Histoire des Vampires/I/Chapitre XI

CHAPITRE XI.

Histoire du Vampire Polycrite.

Un citoyen d’Étolie, nommé Polycrite, fut élu par le peuple pour gouverner le pays, à cause de sa probité et de ses talens. Pendant qu’il jouissait de sa dignité il épousa une dame de Locres, avec laquelle il se flattait de l’espoir d’être heureux ; mais il mourut la quatrième nuit de ses noces, laissant sa femme enceinte d’un hermaphrodite, dont elle accoucha neuf mois après.

Les prêtres et les augures ayant été consultés sur ce prodige, conjecturèrent que les Étoliens et les Locriens auraient guerre ensemble, parce que ce monstre avait les deux natures.
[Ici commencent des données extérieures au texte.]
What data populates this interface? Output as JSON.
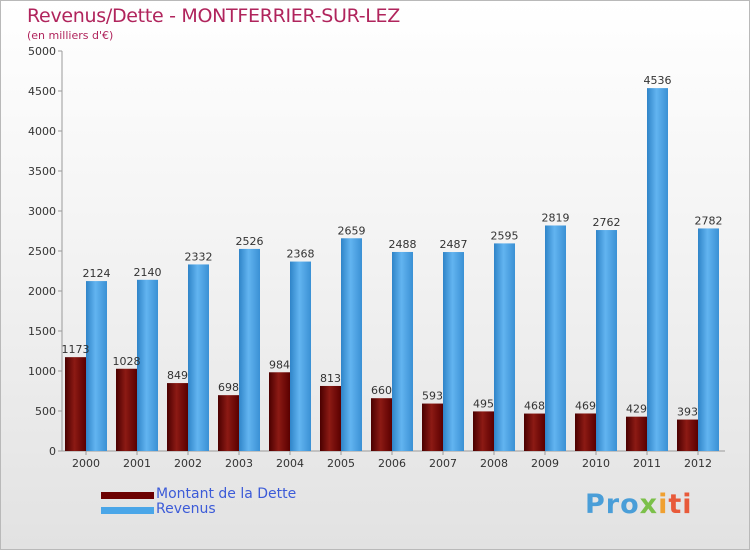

On décida qu’il fallait, pour prévenir ces maux, conduire la mère et l’enfant hors des limites d’Étolie, et là les brûler tous deux.

En conséquence de cette sage conclusion les sacrificateurs et les victimes se mirent en marche, accompagnés d’une grande foule de peuple. Mais comme on était sur le point de faire l’exécution, le spectre de Polycrite apparut sur le bûcher, et se plaça auprès de son enfant ; ce spectre était vêtu d’une robe noire. Les spectateurs effrayés voulurent prendre la fuite ; il les rappela, les invita à ne rien craindre, et fit ensuite, d’une voix grêle et basse, un discours où il montra à ses compatriotes que, s’ils brûlaient sa femme et son fils, ils tomberaient dans des calamités extrêmes.

Mais voyant que, malgré ses remontrances, les Étoliens n’étaient pas moins décidés à faire ce qu’ils avaient résolu, ce spectre prit son enfant, et, tout vivant qu’il était, il le mit en pièces et le dévora… Le peuple fit des huées d’horreur contre lui, et lui jeta des pierres pour l’éloigner. Il fit peu d’attention à ces insultes, brava les coups de pierre, et continua de manger son fils, dont il ne laissa que la tête. Après cela le Vampire disparut.

Ce prodige sembla si effroyable qu’on voulait envoyer consulter l’oracle de Delphes, lorsque la tête de l’enfant, s’étant mise à parler, prédit en vers tous les maux qui devaient tomber dans la suite sur les Étoliens[1].

Ce conte d’ogre se trouve aussi dans les fragmens de Phlégon, affranchi de l’empereur Adrien. Si l’on s’était proposé pour cet ouvrage un espace plus étendu, on pourrait citer encore d’autres historiettes du même genre ; mais tout ce qu’on a déjà dit suffira sans doute pour prouver que les Vampires n’étaient pas inconnus aux anciens, et que nous n’avons fait que les perfectionner.

  1. Dictionnaire infernal, au mot Spectres.